Institutions require integrated governance approaches extending beyond technical implementation to encompass ethical, psychological, and institutional dimensions. Faculty training and deliberate allocation of institutional resources are necessary to leverage AI benefits while mitigating risks. An evidence-based framework addressing detection methods, bias mitigation, privacy safeguards, and sustainability considerations should inform policy development.

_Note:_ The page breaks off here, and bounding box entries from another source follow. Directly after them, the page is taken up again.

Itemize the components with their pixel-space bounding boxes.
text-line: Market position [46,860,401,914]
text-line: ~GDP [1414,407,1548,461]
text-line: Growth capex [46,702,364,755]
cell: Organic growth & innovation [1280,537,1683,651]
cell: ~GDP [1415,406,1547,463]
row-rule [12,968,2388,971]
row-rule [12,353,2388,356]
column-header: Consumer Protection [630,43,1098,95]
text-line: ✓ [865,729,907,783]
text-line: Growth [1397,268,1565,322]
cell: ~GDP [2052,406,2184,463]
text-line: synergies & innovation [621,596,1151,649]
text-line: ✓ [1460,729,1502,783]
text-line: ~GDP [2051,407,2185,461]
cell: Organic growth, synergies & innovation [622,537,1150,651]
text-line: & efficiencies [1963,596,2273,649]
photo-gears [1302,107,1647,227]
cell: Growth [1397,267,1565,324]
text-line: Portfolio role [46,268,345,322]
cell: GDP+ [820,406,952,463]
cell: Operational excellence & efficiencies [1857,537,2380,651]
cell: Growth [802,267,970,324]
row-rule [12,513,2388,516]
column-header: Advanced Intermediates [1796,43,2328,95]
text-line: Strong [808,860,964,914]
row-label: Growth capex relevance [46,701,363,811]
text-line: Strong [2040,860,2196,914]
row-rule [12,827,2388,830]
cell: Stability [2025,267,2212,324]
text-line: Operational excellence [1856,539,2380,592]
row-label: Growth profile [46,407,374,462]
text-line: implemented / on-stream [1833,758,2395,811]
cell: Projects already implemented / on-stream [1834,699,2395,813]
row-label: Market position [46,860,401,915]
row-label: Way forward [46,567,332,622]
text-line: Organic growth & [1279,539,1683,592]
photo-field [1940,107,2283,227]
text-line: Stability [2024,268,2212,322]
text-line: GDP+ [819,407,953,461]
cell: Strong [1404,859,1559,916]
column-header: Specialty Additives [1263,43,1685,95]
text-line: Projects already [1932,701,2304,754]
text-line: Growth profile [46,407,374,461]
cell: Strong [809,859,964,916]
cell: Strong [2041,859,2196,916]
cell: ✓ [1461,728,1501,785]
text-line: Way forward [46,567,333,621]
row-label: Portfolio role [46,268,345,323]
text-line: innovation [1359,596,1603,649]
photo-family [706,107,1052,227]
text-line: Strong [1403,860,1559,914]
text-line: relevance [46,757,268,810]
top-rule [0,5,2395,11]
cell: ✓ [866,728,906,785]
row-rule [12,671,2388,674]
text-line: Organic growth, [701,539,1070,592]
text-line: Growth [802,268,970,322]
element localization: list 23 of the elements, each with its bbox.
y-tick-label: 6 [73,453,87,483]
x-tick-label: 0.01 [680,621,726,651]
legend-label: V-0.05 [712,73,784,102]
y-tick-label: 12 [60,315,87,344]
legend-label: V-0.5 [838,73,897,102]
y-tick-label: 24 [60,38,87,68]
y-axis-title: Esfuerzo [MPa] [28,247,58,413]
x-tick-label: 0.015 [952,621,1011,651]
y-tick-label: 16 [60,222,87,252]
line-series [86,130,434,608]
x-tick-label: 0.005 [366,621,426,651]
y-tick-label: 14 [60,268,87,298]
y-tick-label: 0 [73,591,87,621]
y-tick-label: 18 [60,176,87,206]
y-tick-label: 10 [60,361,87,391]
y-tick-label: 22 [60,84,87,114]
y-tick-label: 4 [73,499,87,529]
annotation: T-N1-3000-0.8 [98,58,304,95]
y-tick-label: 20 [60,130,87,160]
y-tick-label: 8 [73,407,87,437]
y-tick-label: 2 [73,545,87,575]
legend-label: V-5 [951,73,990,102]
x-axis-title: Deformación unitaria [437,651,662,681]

Responsible AI integration demands institutional approaches that transcend isolated pedagogical applications. Organizations must establish comprehensive governance structures, cultivate faculty capacity, and implement transparent policies addressing academic integrity, assessment validity, and equitable access. Coordinated efforts across multiple stakeholder groups will determine whether AI adoption strengthens or undermines educational quality and institutional values.

Scope and limitations

This summary is based on the study abstract and available metadata. It does not include a full analysis of the complete paper, supplementary materials, or underlying datasets unless explicitly stated. Findings should be interpreted in the context of the original publication.

Disclosure

  • Research title: Artificial intelligence in higher education, opportunities, and challenges: a review
  • Authors: Sharifa AlBlooshi
  • Institutions: Department of Medical Sciences, Zayed University
  • Publication date: 2026-01-29
  • DOI: https://doi.org/10.3389/feduc.2025.1683968
  • OpenAlex record: View
  • PDF: Download
  • Image credit: Photo by ThisisEngineering on Unsplash (SourceLicense)
  • Disclosure: This post was generated by Claude (Anthropic). The original authors did not write or review this post.